Divan edebiyatı da denilen Klâsik Türk edebiyatı, üç büyük dilin (Türkçe, Farsça, Arapça) müşterek söz varlığı ile kendini ifade eden, ortak bir medeniyet havzasının tarihî, coğrafî, kültürel, dinî, felsefî ve sosyal birikimini estetik düzlemde yansıtan oldukça zengin ve kudretli bir sanat geleneğidir.
Bu edebiyatın tek tek sayılamayacak kadar çok zengin kaynak listesini dört büyük başlık altında toplamak mümkündür:
1. Din ve tasavvuf,
2. Bilim ve felsefe,
3. Tarih ve gündelik hayat,
4. Estetik değerler sistemi.
Dört ana başlık altında toplayabileceğimiz divan şiirinin dünyasına ait bu maddî ve manevî değerler, söz ve anlam sanatlarının verdiği imkânlar ile oldukça gelişmiş hendesî bir sistem çerçevesinde şaşırtıcı parıltılarla beyitler, gazeller, kasideler ve mesneviler içerisinde yerini almış ve asırların kalıcılık sınav dan başarı ile geçerek evrensel şiir anıtlarına dönüşmüştür.
Yazımızın konusu ve insanoğlunun ezelden ebede kadar vazgeçemediği temel meselesi olan aşk da bu edebiyatta en güçlü ve merkezî temalardan biri olarak yerini almış ve hayatın her alanı ile olan tayin edici alâkası sebebi ile, neredeyse bu edebiyatı bir aşk edebiyatı hâline getirmiştir.
Evet, aşk, divan edebiyatı içerisinde en temel unsur olarak yer almaktadır. Bütün yolların Roma'ya çıktığı gibi, divan şiirinde de aşk bütün ırmakların döküldüğü deniz, bütün çayların aktığı ulu ırmak ve bütün yolların açıldığı agora konumundadır.
Aşk bir taraftan beşerî ilişkilerin karmaşık yapısı içerisinde en cazibeli konuyu oluştururken; bir taraftan da güçlü ve zayıf yanlan, felsefî endişeleri, ahlâkî kaygıları ve dinî hassasiyetleri ile insanı ve bütün katmanları ile toplumu mistik ve metafizik arayışlar zemininde buluşturan, kaynaştıran, olgunlaştıran bir kesişme noktası, bir var oluş bilincidir.
İşte bu sebeple aşk, bir taraftan gündelik hayatı, insanlar arası ilişkileri oluşturan tarih ve sosyal hayat kaynağını ilgilendirdiği kadar; diğer taraftan da, klâsik edebiyatımızın kaynakları arasında saydığımız din ve felsefe bahsini de doğrudan alâkadar etmektedir.
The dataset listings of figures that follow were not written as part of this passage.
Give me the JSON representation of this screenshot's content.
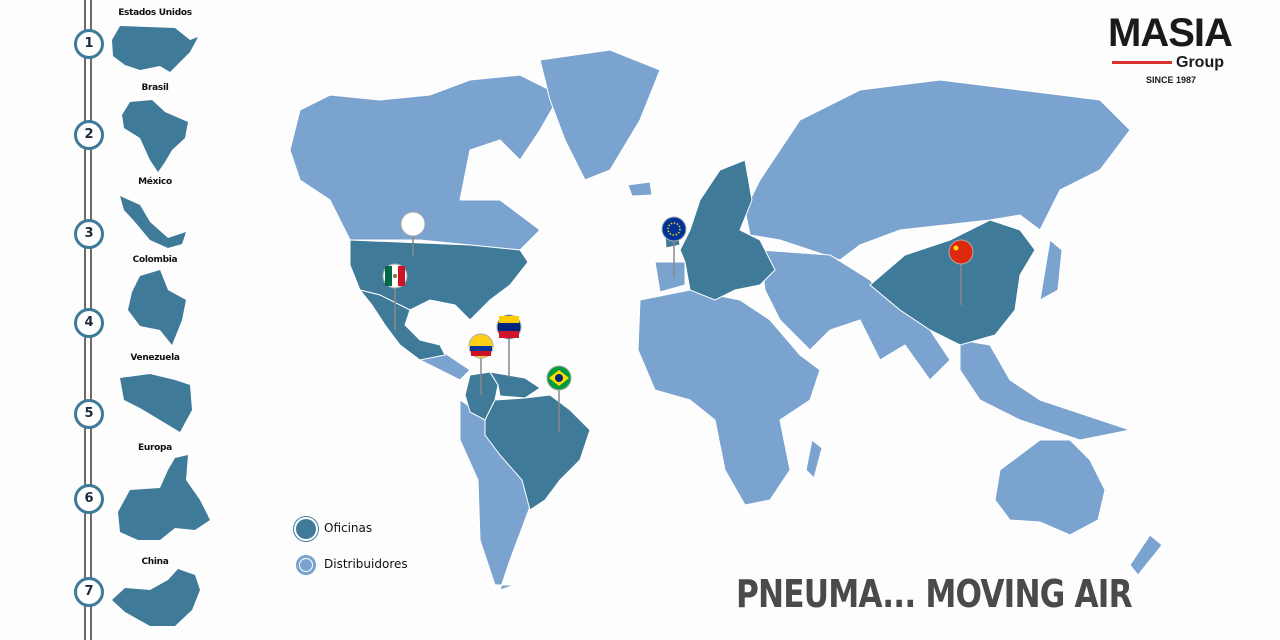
{
  "colors": {
    "offices": "#3f7a99",
    "distributors": "#7aa3cf",
    "rail": "#6f6a66",
    "logo_accent": "#d8322c"
  },
  "sidebar": {
    "items": [
      {
        "number": "1",
        "label": "Estados Unidos"
      },
      {
        "number": "2",
        "label": "Brasil"
      },
      {
        "number": "3",
        "label": "México"
      },
      {
        "number": "4",
        "label": "Colombia"
      },
      {
        "number": "5",
        "label": "Venezuela"
      },
      {
        "number": "6",
        "label": "Europa"
      },
      {
        "number": "7",
        "label": "China"
      }
    ]
  },
  "logo": {
    "name": "MASIA",
    "sub": "Group",
    "since": "SINCE 1987"
  },
  "legend": [
    {
      "label": "Oficinas",
      "color": "#3f7a99"
    },
    {
      "label": "Distribuidores",
      "color": "#7aa3cf"
    }
  ],
  "pins": [
    {
      "country": "Estados Unidos",
      "flag": "usa-flag"
    },
    {
      "country": "México",
      "flag": "mexico-flag"
    },
    {
      "country": "Colombia",
      "flag": "colombia-flag"
    },
    {
      "country": "Venezuela",
      "flag": "venezuela-flag"
    },
    {
      "country": "Brasil",
      "flag": "brazil-flag"
    },
    {
      "country": "Europa",
      "flag": "eu-flag"
    },
    {
      "country": "China",
      "flag": "china-flag"
    }
  ],
  "slogan": "PNEUMA... MOVING AIR"
}
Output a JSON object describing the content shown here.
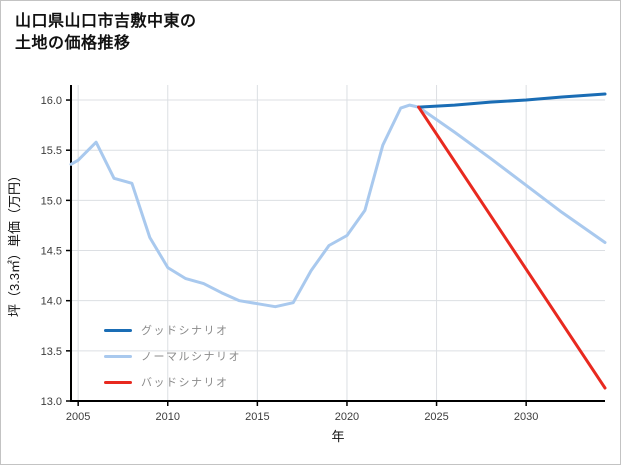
{
  "title": {
    "line1": "山口県山口市吉敷中東の",
    "line2": "土地の価格推移"
  },
  "chart_data": {
    "type": "line",
    "title": "山口県山口市吉敷中東の土地の価格推移",
    "xlabel": "年",
    "ylabel": "坪（3.3㎡）単価（万円）",
    "xlim": [
      2004.6,
      2034.4
    ],
    "ylim": [
      13.0,
      16.15
    ],
    "xticks": [
      2005,
      2010,
      2015,
      2020,
      2025,
      2030
    ],
    "yticks": [
      13.0,
      13.5,
      14.0,
      14.5,
      15.0,
      15.5,
      16.0
    ],
    "grid": true,
    "legend_position": "lower-left",
    "colors": {
      "grid": "#dcdfe3",
      "axis": "#000000",
      "tick_label": "#3c3c3c",
      "legend_text": "#8b8b8b"
    },
    "series": [
      {
        "name": "グッドシナリオ",
        "color": "#1a6db5",
        "x": [
          2024,
          2026,
          2028,
          2030,
          2032,
          2034.4
        ],
        "values": [
          15.93,
          15.95,
          15.98,
          16.0,
          16.03,
          16.06
        ]
      },
      {
        "name": "ノーマルシナリオ",
        "color": "#a9c9ee",
        "x": [
          2004.6,
          2005,
          2006,
          2007,
          2008,
          2009,
          2010,
          2011,
          2012,
          2013,
          2014,
          2015,
          2016,
          2017,
          2018,
          2019,
          2020,
          2021,
          2022,
          2023,
          2023.5,
          2024,
          2026,
          2028,
          2030,
          2032,
          2034.4
        ],
        "values": [
          15.36,
          15.4,
          15.58,
          15.22,
          15.17,
          14.63,
          14.33,
          14.22,
          14.17,
          14.08,
          14.0,
          13.97,
          13.94,
          13.98,
          14.3,
          14.55,
          14.65,
          14.9,
          15.55,
          15.92,
          15.95,
          15.93,
          15.68,
          15.42,
          15.15,
          14.88,
          14.58
        ]
      },
      {
        "name": "バッドシナリオ",
        "color": "#e8291f",
        "x": [
          2024,
          2034.4
        ],
        "values": [
          15.93,
          13.13
        ]
      }
    ]
  }
}
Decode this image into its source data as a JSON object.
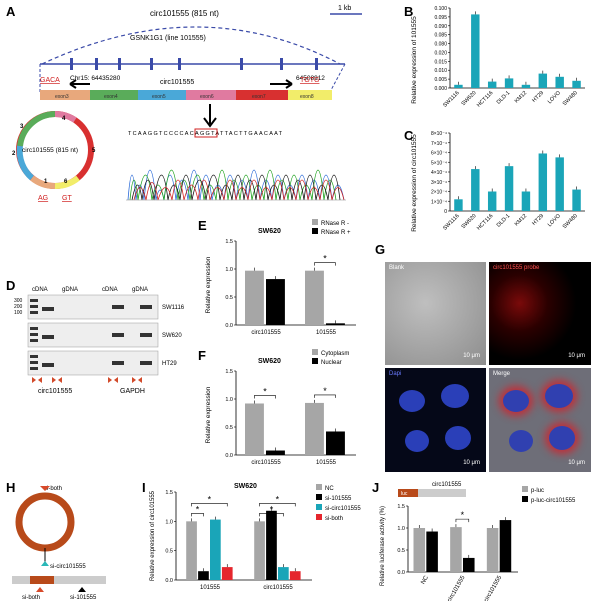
{
  "panels": {
    "A": {
      "letter": "A",
      "arc_label": "circ101555 (815 nt)",
      "scale_label": "1 kb",
      "gene_label": "GSNK1G1 (line 101555)",
      "chr_label": "Chr15: 64435280",
      "chr_end": "64508912",
      "exon_row_label": "circ101555",
      "splice_left": "GACA",
      "splice_right": "TGTG",
      "exons": [
        "exon3",
        "exon4",
        "exon5",
        "exon6",
        "exon7",
        "exon8"
      ],
      "circle_label": "circ101555 (815 nt)",
      "circle_ag": "AG",
      "circle_gt": "GT",
      "circle_numbers": [
        "1",
        "2",
        "3",
        "4",
        "5",
        "6"
      ],
      "sequence": "TCAAGGTCCCCACAGGTATTACTTGAACAAT"
    },
    "B": {
      "letter": "B",
      "ylabel": "Relative expression of 101555"
    },
    "C": {
      "letter": "C",
      "ylabel": "Relative expression of circ101555"
    },
    "D": {
      "letter": "D",
      "col_labels": [
        "cDNA",
        "gDNA",
        "cDNA",
        "gDNA"
      ],
      "sizes": [
        "300",
        "200",
        "100"
      ],
      "rows": [
        "SW1116",
        "SW620",
        "HT29"
      ],
      "bottom_labels": [
        "circ101555",
        "GAPDH"
      ]
    },
    "E": {
      "letter": "E",
      "title": "SW620",
      "ylabel": "Relative expression",
      "legend": [
        "RNase R -",
        "RNase R +"
      ],
      "star": "*"
    },
    "F": {
      "letter": "F",
      "title": "SW620",
      "ylabel": "Relative expression",
      "legend": [
        "Cytoplasm",
        "Nuclear"
      ],
      "star": "*"
    },
    "G": {
      "letter": "G",
      "quadrants": [
        "Blank",
        "circ101555 probe",
        "Dapi",
        "Merge"
      ],
      "scale": "10 μm"
    },
    "H": {
      "letter": "H",
      "labels": [
        "si-both",
        "si-circ101555",
        "si-both",
        "si-101555"
      ]
    },
    "I": {
      "letter": "I",
      "title": "SW620",
      "ylabel": "Relative expression of circ101555",
      "legend": [
        "NC",
        "si-101555",
        "si-circ101555",
        "si-both"
      ],
      "star": "*"
    },
    "J": {
      "letter": "J",
      "ylabel": "Relative luciferase activity (%)",
      "legend": [
        "p-luc",
        "p-luc-circ101555"
      ],
      "construct": "circ101555",
      "box_label": "luc",
      "star": "*"
    }
  },
  "chart_data": [
    {
      "type": "bar",
      "id": "B",
      "categories": [
        "SW1116",
        "SW620",
        "HCT116",
        "DLD-1",
        "KM12",
        "HT29",
        "LOVO",
        "SW480"
      ],
      "values": [
        0.004,
        0.092,
        0.008,
        0.012,
        0.004,
        0.018,
        0.014,
        0.009
      ],
      "yticks": [
        "0.000",
        "0.005",
        "0.010",
        "0.015",
        "0.020",
        "0.080",
        "0.085",
        "0.090",
        "0.095",
        "0.100"
      ],
      "ylim": [
        0,
        0.1
      ],
      "color": "#1aa5b8"
    },
    {
      "type": "bar",
      "id": "C",
      "categories": [
        "SW1116",
        "SW620",
        "HCT116",
        "DLD-1",
        "KM12",
        "HT29",
        "LOVO",
        "SW480"
      ],
      "values": [
        1.2,
        4.3,
        2.0,
        4.6,
        2.0,
        5.9,
        5.5,
        2.2
      ],
      "yticks": [
        "0",
        "1×10⁻⁴",
        "2×10⁻⁴",
        "3×10⁻⁴",
        "4×10⁻⁴",
        "5×10⁻⁴",
        "6×10⁻⁴",
        "7×10⁻⁴",
        "8×10⁻⁴"
      ],
      "ylim": [
        0,
        8
      ],
      "color": "#1aa5b8"
    },
    {
      "type": "bar",
      "id": "E",
      "categories": [
        "circ101555",
        "101555"
      ],
      "series": [
        {
          "name": "RNase R -",
          "values": [
            0.97,
            0.97
          ],
          "color": "#a6a6a6"
        },
        {
          "name": "RNase R +",
          "values": [
            0.82,
            0.03
          ],
          "color": "#000000"
        }
      ],
      "yticks": [
        "0.0",
        "0.5",
        "1.0",
        "1.5"
      ],
      "ylim": [
        0,
        1.5
      ]
    },
    {
      "type": "bar",
      "id": "F",
      "categories": [
        "circ101555",
        "101555"
      ],
      "series": [
        {
          "name": "Cytoplasm",
          "values": [
            0.92,
            0.93
          ],
          "color": "#a6a6a6"
        },
        {
          "name": "Nuclear",
          "values": [
            0.08,
            0.42
          ],
          "color": "#000000"
        }
      ],
      "yticks": [
        "0.0",
        "0.5",
        "1.0",
        "1.5"
      ],
      "ylim": [
        0,
        1.5
      ]
    },
    {
      "type": "bar",
      "id": "I",
      "categories": [
        "101555",
        "circ101555"
      ],
      "series": [
        {
          "name": "NC",
          "values": [
            1.0,
            1.0
          ],
          "color": "#a6a6a6"
        },
        {
          "name": "si-101555",
          "values": [
            0.15,
            1.18
          ],
          "color": "#000000"
        },
        {
          "name": "si-circ101555",
          "values": [
            1.03,
            0.22
          ],
          "color": "#1aa5b8"
        },
        {
          "name": "si-both",
          "values": [
            0.22,
            0.15
          ],
          "color": "#e5262d"
        }
      ],
      "yticks": [
        "0.0",
        "0.5",
        "1.0",
        "1.5"
      ],
      "ylim": [
        0,
        1.5
      ]
    },
    {
      "type": "bar",
      "id": "J",
      "categories": [
        "NC",
        "si-circ101555",
        "p-circ101555"
      ],
      "series": [
        {
          "name": "p-luc",
          "values": [
            1.0,
            1.02,
            1.0
          ],
          "color": "#a6a6a6"
        },
        {
          "name": "p-luc-circ101555",
          "values": [
            0.92,
            0.32,
            1.18
          ],
          "color": "#000000"
        }
      ],
      "yticks": [
        "0.0",
        "0.5",
        "1.0",
        "1.5"
      ],
      "ylim": [
        0,
        1.5
      ]
    }
  ]
}
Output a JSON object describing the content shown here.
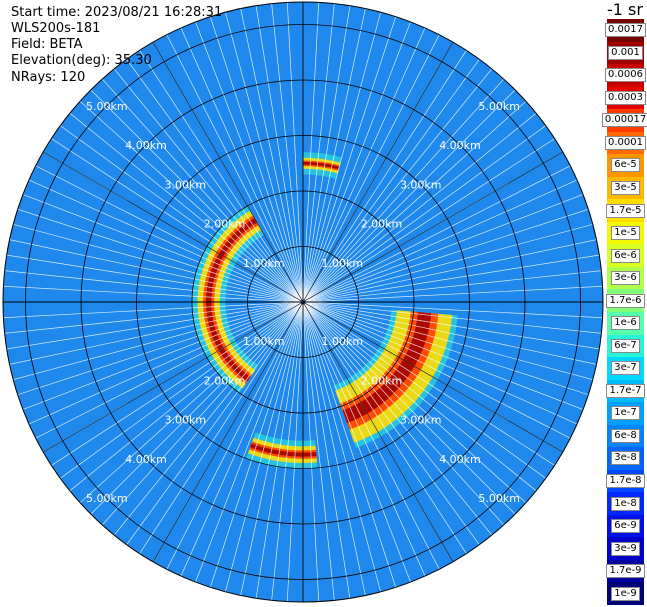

Aşk, bir taraftan beşerî ve tabiî bir ilişki (aşk-ı mecazî); diğer taraftan da hayatın ve varlığın oluş nedenine metafizik ve mistik boyutta açıklama getiren bir felsefe, bir dünya görüşü (aşk-ı hakikî) durumundadır.
Divan şiirinde aşk bütün bu tezahürleri ile oldukça önemli bir yere sahiptir. Klâsik edebiyatta, bütün müşahhas ve mücerret unsurların oldukça zengin bir estetik sistem içerisinde mantıkî benzetmeler ve güçlü tasvirlerle tarif edildiği gibi, aşk da son derecede gelişmiş bir anlayışla çeşitli benzetmelere, tasvir e teşbihlere konu olmuştur. Çok gelişmiş bir benzetme yönü (yech-i şebeh) sistematiği içinde gerçekleştirilen bu teşbihler, istiareler ve tasvirler, divan şiirinin en renkli yanını teşkil eder. Denilebilir ki, aşk, divan şiirinde olduğu kadar hiçbir edebî gerekte bu kadar zengin çağrışımlara, beşerî ve mistik açılımla birlikte yansıtma başarısına konu olamamıştır.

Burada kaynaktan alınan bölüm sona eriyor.